Lo estamos todos deseando. Qué digo deseando, lo estamos ansiando. No hablo de alcanzar la nueva normalidad, hablo de volver a la vieja normalidad, a lo que todos conocíamos antes de la pandemia. A lo que todos podíamos hacer antes sin miedo al contagio, sin restricciones, sin aforos, sin distancias, sin controles… Pero aún nos falta. Nos faltan esas vacunas que lleguen de manera masiva para poder dar un empujón a la inmunización de la población. Aunque eso es lo de menos, porque estamos preparados para que, cuando lleguen, se puedan administrar sin pausa en los centros que están esperando esos envíos.

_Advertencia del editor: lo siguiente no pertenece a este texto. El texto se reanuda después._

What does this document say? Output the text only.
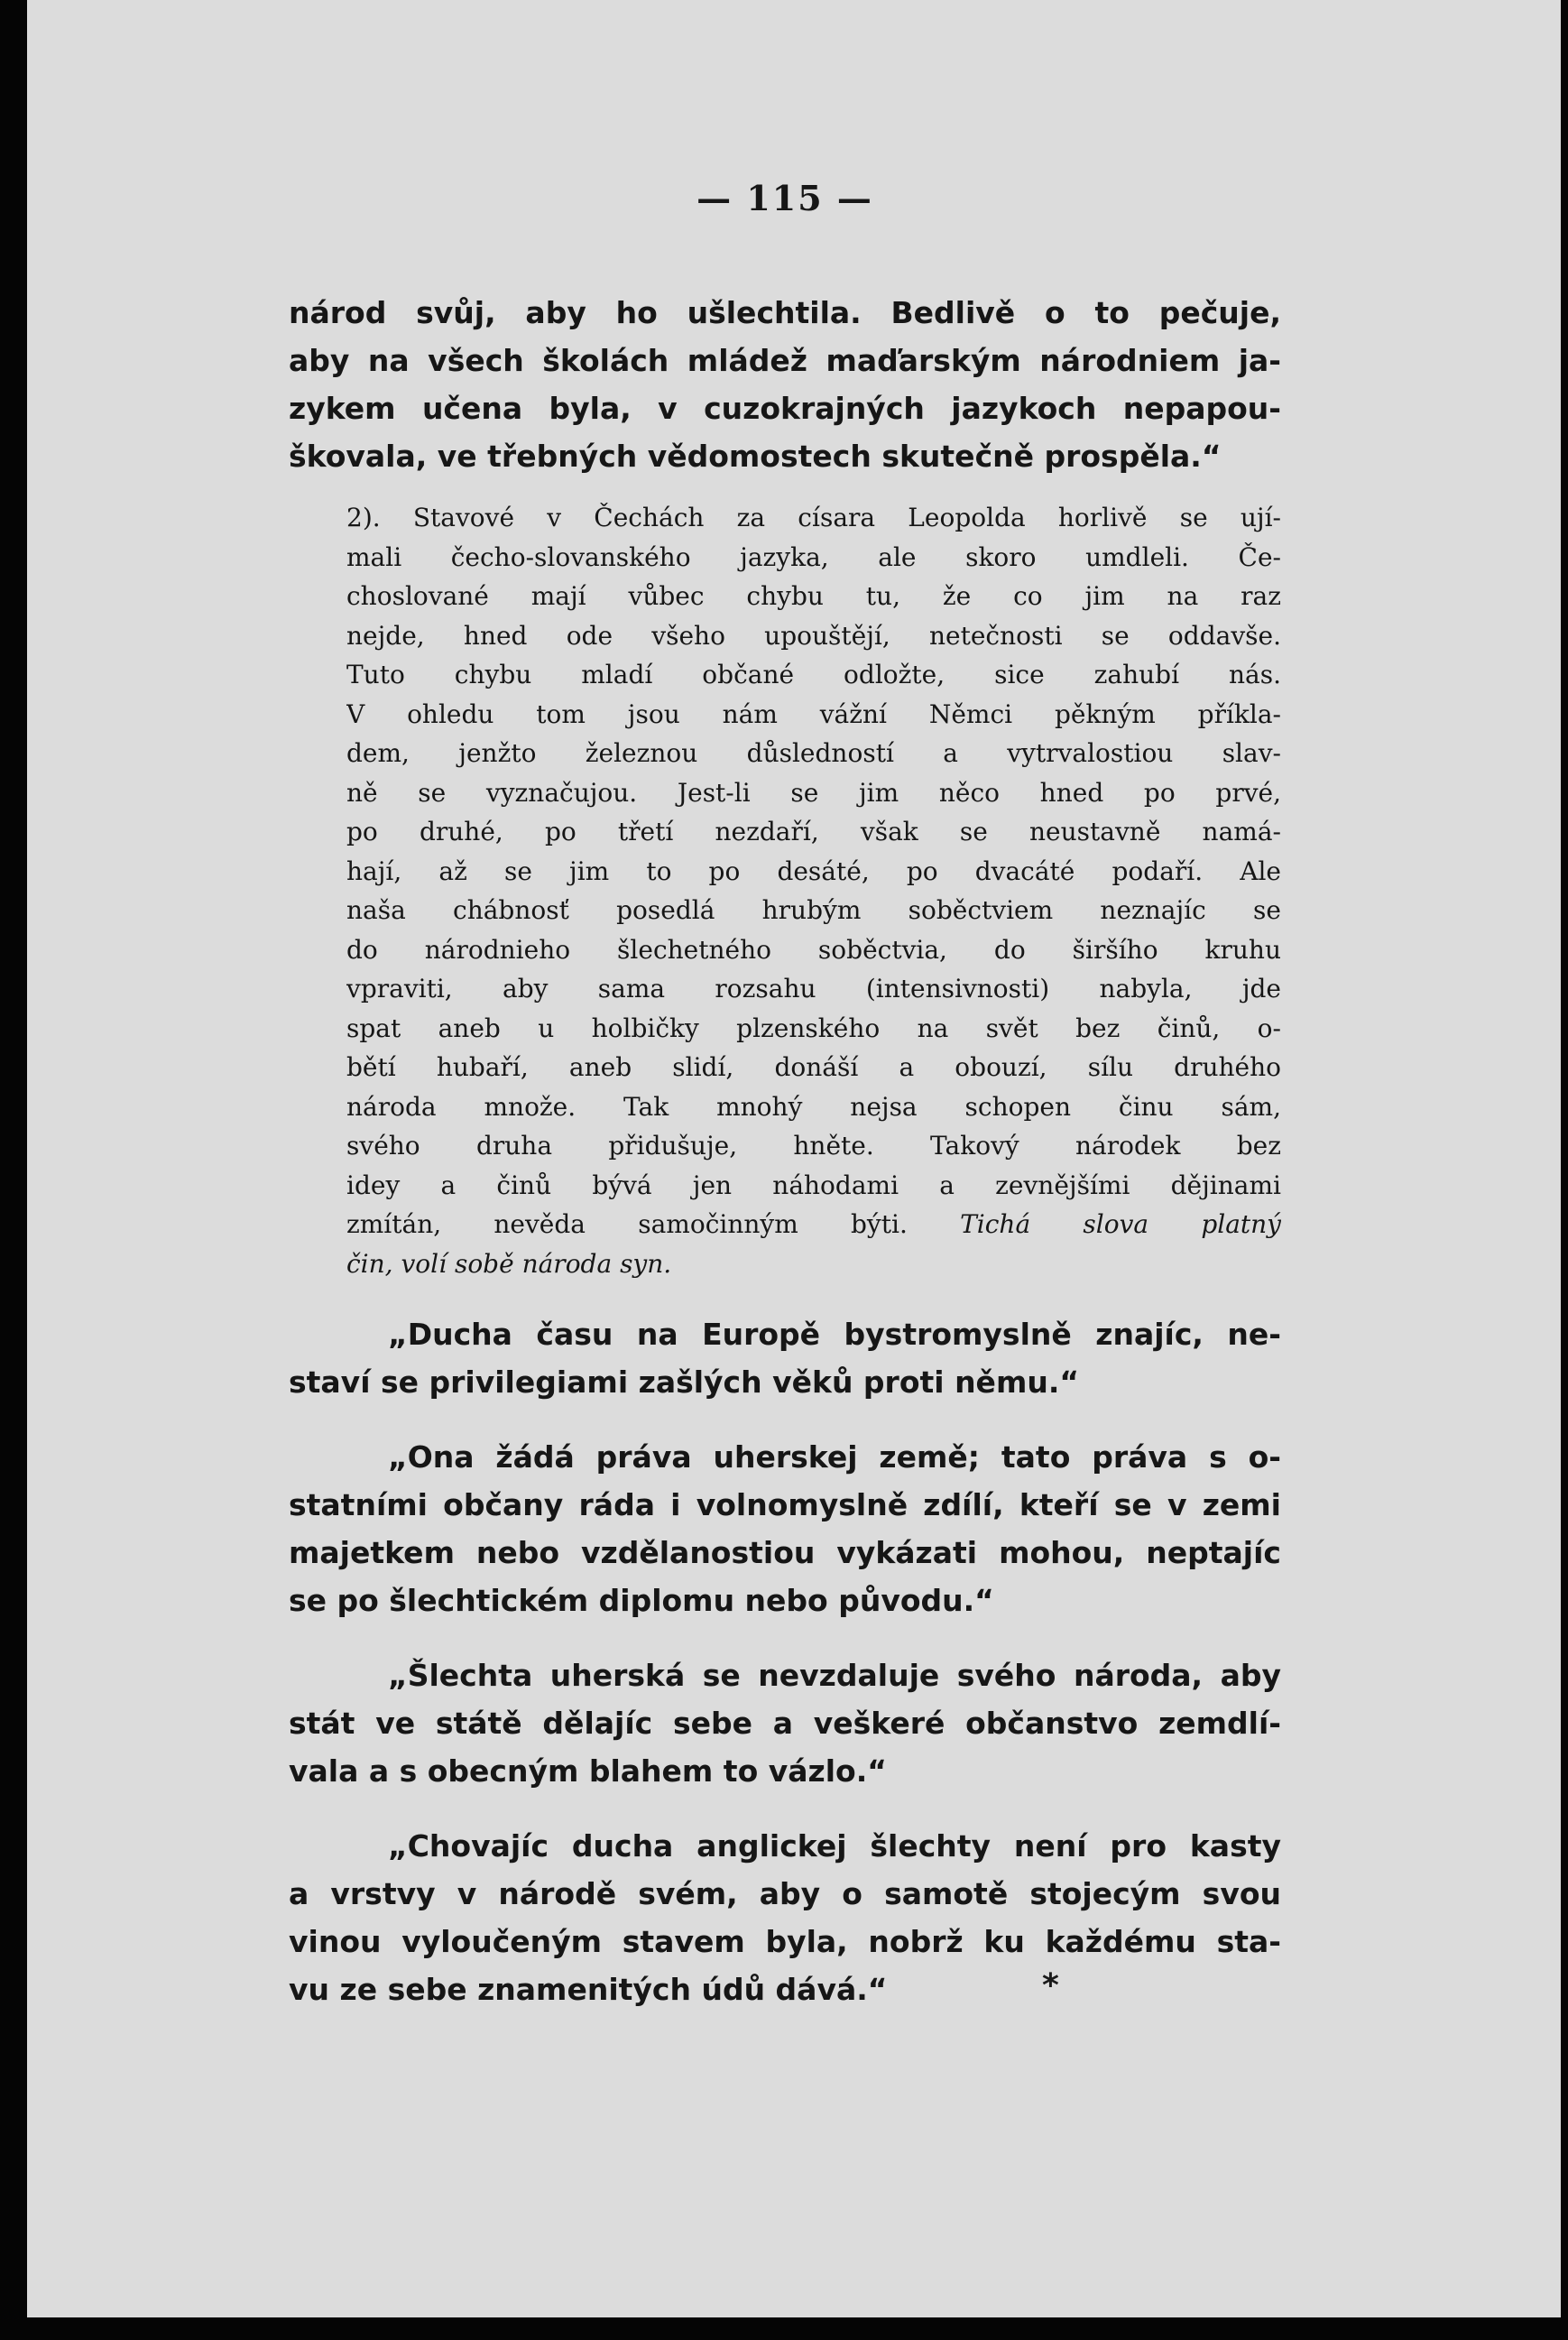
— 115 —
národ svůj, aby ho ušlechtila. Bedlivě o to pečuje,
aby na všech školách mládež maďarským národniem ja-
zykem učena byla, v cuzokrajných jazykoch nepapou-
škovala, ve třebných vědomostech skutečně prospěla.“
2). Stavové v Čechách za císara Leopolda horlivě se ují-
mali čecho-slovanského jazyka, ale skoro umdleli. Če-
choslované mají vůbec chybu tu, že co jim na raz
nejde, hned ode všeho upouštějí, netečnosti se oddavše.
Tuto chybu mladí občané odložte, sice zahubí nás.
V ohledu tom jsou nám vážní Němci pěkným příkla-
dem, jenžto železnou důsledností a vytrvalostiou slav-
ně se vyznačujou. Jest-li se jim něco hned po prvé,
po druhé, po třetí nezdaří, však se neustavně namá-
hají, až se jim to po desáté, po dvacáté podaří. Ale
naša chábnosť posedlá hrubým soběctviem neznajíc se
do národnieho šlechetného soběctvia, do širšího kruhu
vpraviti, aby sama rozsahu (intensivnosti) nabyla, jde
spat aneb u holbičky plzenského na svět bez činů, o-
bětí hubaří, aneb slidí, donáší a obouzí, sílu druhého
národa množe. Tak mnohý nejsa schopen činu sám,
svého druha přidušuje, hněte. Takový národek bez
idey a činů bývá jen náhodami a zevnějšími dějinami
zmítán, nevěda samočinným býti. Tichá slova platný
čin, volí sobě národa syn.
„Ducha času na Europě bystromyslně znajíc, ne-
staví se privilegiami zašlých věků proti němu.“
„Ona žádá práva uherskej země; tato práva s o-
statními občany ráda i volnomyslně zdílí, kteří se v zemi
majetkem nebo vzdělanostiou vykázati mohou, neptajíc
se po šlechtickém diplomu nebo původu.“
„Šlechta uherská se nevzdaluje svého národa, aby
stát ve státě dělajíc sebe a veškeré občanstvo zemdlí-
vala a s obecným blahem to vázlo.“
„Chovajíc ducha anglickej šlechty není pro kasty
a vrstvy v národě svém, aby o samotě stojecým svou
vinou vyloučeným stavem byla, nobrž ku každému sta-
vu ze sebe znamenitých údů dává.“	*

Lo que sigue faltando, y eso preocupa más, es el consenso. Hay dos fechas en el horizonte que condicionan cualquier análisis que se haga a largo plazo. Una es el 4 de mayo. Sí, las elecciones en la Comunidad de Madrid están enturbiando mucho la política española, por su carácter plebiscitario, por cómo se precipitaron las cosas tras la moción de censura en Murcia, por la implicación de Pablo Iglesias como candidato, y por la de Pedro Sánchez, que también parece más candidato que el propio Gabilondo…

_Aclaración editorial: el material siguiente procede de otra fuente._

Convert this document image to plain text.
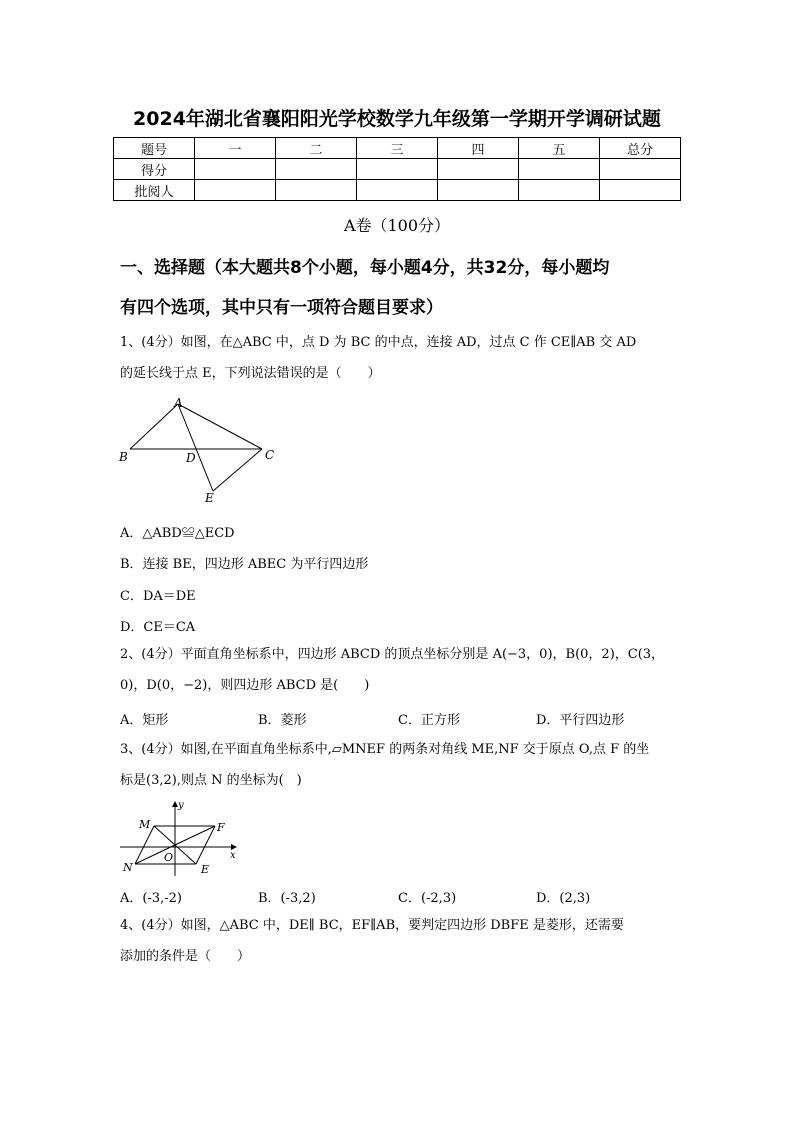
2024年湖北省襄阳阳光学校数学九年级第一学期开学调研试题
题号	一	二	三	四	五	总分
得分						
批阅人						
A卷（100分）
一、选择题（本大题共8个小题，每小题4分，共32分，每小题均
有四个选项，其中只有一项符合题目要求）
1、(4分）如图，在△ABC 中，点 D 为 BC 的中点，连接 AD，过点 C 作 CE∥AB 交 AD
的延长线于点 E，下列说法错误的是（　　）
A
B	C
D
E
A．△ABD≌△ECD
B．连接 BE，四边形 ABEC 为平行四边形
C．DA＝DE
D．CE＝CA
2、(4分）平面直角坐标系中，四边形 ABCD 的顶点坐标分别是 A(−3，0)，B(0，2)，C(3，
0)，D(0，−2)，则四边形 ABCD 是(　　)
A．矩形	B．菱形	C．正方形	D．平行四边形
3、(4分）如图,在平面直角坐标系中,▱MNEF 的两条对角线 ME,NF 交于原点 O,点 F 的坐
标是(3,2),则点 N 的坐标为(　)
y
x
M	F
N
O
E
A．(-3,-2)	B．(-3,2)	C．(-2,3)	D．(2,3)
4、(4分）如图，△ABC 中，DE∥ BC，EF∥AB，要判定四边形 DBFE 是菱形，还需要
添加的条件是（　　）
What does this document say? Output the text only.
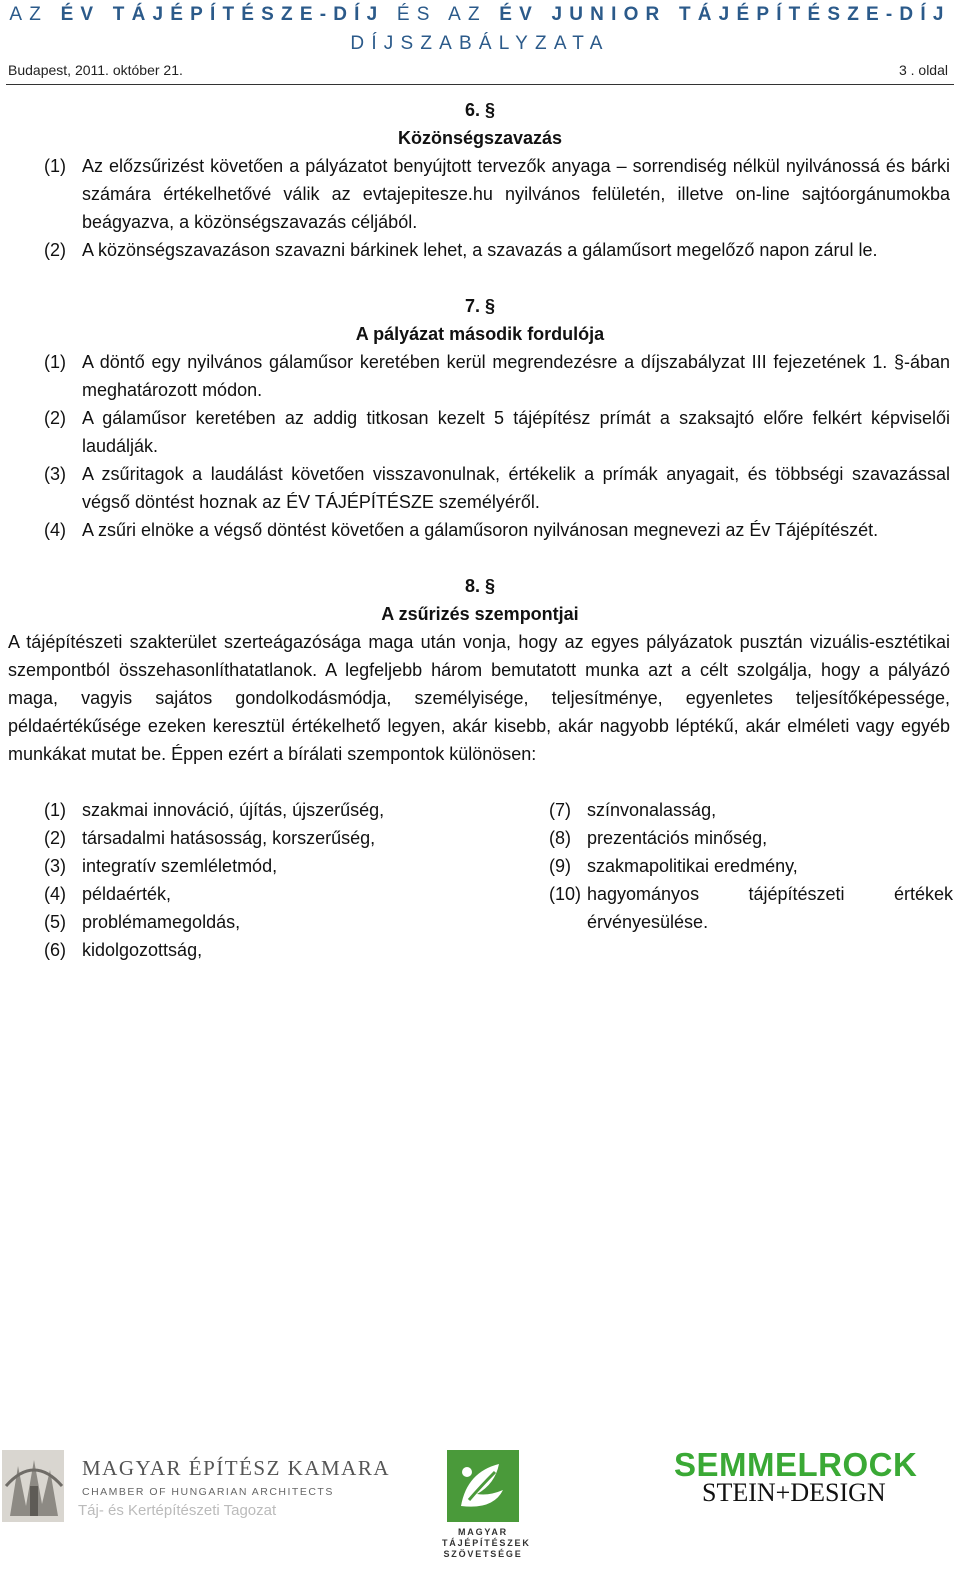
AZ ÉV TÁJÉPÍTÉSZE-DÍJ ÉS AZ ÉV JUNIOR TÁJÉPÍTÉSZE-DÍJ
DÍJSZABÁLYZATA
Budapest, 2011. október 21.	3 . oldal
6. §
Közönségszavazás
(1) Az előzsűrizést követően a pályázatot benyújtott tervezők anyaga – sorrendiség nélkül nyilvánossá és bárki számára értékelhetővé válik az evtajepitesze.hu nyilvános felületén, illetve on-line sajtóorgánumokba beágyazva, a közönségszavazás céljából.
(2) A közönségszavazáson szavazni bárkinek lehet, a szavazás a gálaműsort megelőző napon zárul le.
7. §
A pályázat második fordulója
(1) A döntő egy nyilvános gálaműsor keretében kerül megrendezésre a díjszabályzat III fejezetének 1. §-ában meghatározott módon.
(2) A gálaműsor keretében az addig titkosan kezelt 5 tájépítész prímát a szaksajtó előre felkért képviselői laudálják.
(3) A zsűritagok a laudálást követően visszavonulnak, értékelik a prímák anyagait, és többségi szavazással végső döntést hoznak az ÉV TÁJÉPÍTÉSZE személyéről.
(4) A zsűri elnöke a végső döntést követően a gálaműsoron nyilvánosan megnevezi az Év Tájépítészét.
8. §
A zsűrizés szempontjai
A tájépítészeti szakterület szerteágazósága maga után vonja, hogy az egyes pályázatok pusztán vizuális-esztétikai szempontból összehasonlíthatatlanok. A legfeljebb három bemutatott munka azt a célt szolgálja, hogy a pályázó maga, vagyis sajátos gondolkodásmódja, személyisége, teljesítménye, egyenletes teljesítőképessége, példaértékűsége ezeken keresztül értékelhető legyen, akár kisebb, akár nagyobb léptékű, akár elméleti vagy egyéb munkákat mutat be. Éppen ezért a bírálati szempontok különösen:
(1) szakmai innováció, újítás, újszerűség,
(2) társadalmi hatásosság, korszerűség,
(3) integratív szemléletmód,
(4) példaérték,
(5) problémamegoldás,
(6) kidolgozottság,
(7) színvonalasság,
(8) prezentációs minőség,
(9) szakmapolitikai eredmény,
(10) hagyományos tájépítészeti értékek érvényesülése.
MAGYAR ÉPÍTÉSZ KAMARA
CHAMBER OF HUNGARIAN ARCHITECTS
Táj- és Kertépítészeti Tagozat
MAGYAR
TÁJÉPÍTÉSZEK
SZÖVETSÉGE
SEMMELROCK
STEIN+DESIGN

La otra fecha es la del 9 de mayo, fecha tras la cual decaerá el Estado de Alarma que pesa sobre nuestro país, y sin el que no se podrán adoptar medidas como las restricciones de movilidad de la población para contener la propagación del virus como existen ahora. Son varios los partidos políticos, y líderes territoriales, que le piden una alternativa, o directamente la prórroga de ese Estado de Alarma al presidente del Gobierno, porque el 10 de mayo el virus aún no se habrá ido, y las vacunas aún no habrán llegado de forma masiva como para fiarnos de la ‘inmunidad de rebaño’.
Pero Pedro Sánchez no parece estar por la labor. Lo volvió a repetir este miércoles en el Congreso de los Diputados: «la intención del Gobierno es no prorrogar el Estado de Alarma más allá del 9 de mayo», dejando en manos de las comunidades autónomas la decisión, con todas las dudas jurídicas del mundo, de seguir limitando derechos de los ciudadanos a partir del día siguiente.
El año pasado, hasta el mes de agosto, se celebraron en plena pandemia hasta 15 conferencias telemáticas de presidentes autonómicos. ¿Se acuerdan? Eran los domingos y dieron sentido a aquella famosa palabra que fue la «cogobernanza». Una cogobernanza que hoy echan de menos los líderes autonómicos para tratar asuntos como éste. Está la Interterritorial de Sanidad, sí, pero ese marco no termina de dar soporte a las decisiones que se puedan tomar. Sánchez debería volver a hacer honor a esa cogobernanza y contar con las autonomías para encarar con garantías la situación a partir de esa fecha. Volver a hacer honor al Estado de las autonomías que somos pero con la coherencia y homogeneidad en las medidas, que reclaman desde hace tiempo algunos presidentes autonómicos, para evitar este mosaico de restricciones con el que es imposible aclararse, para salir o entrar de una comunidad, o para ir a tomarse un café al bar.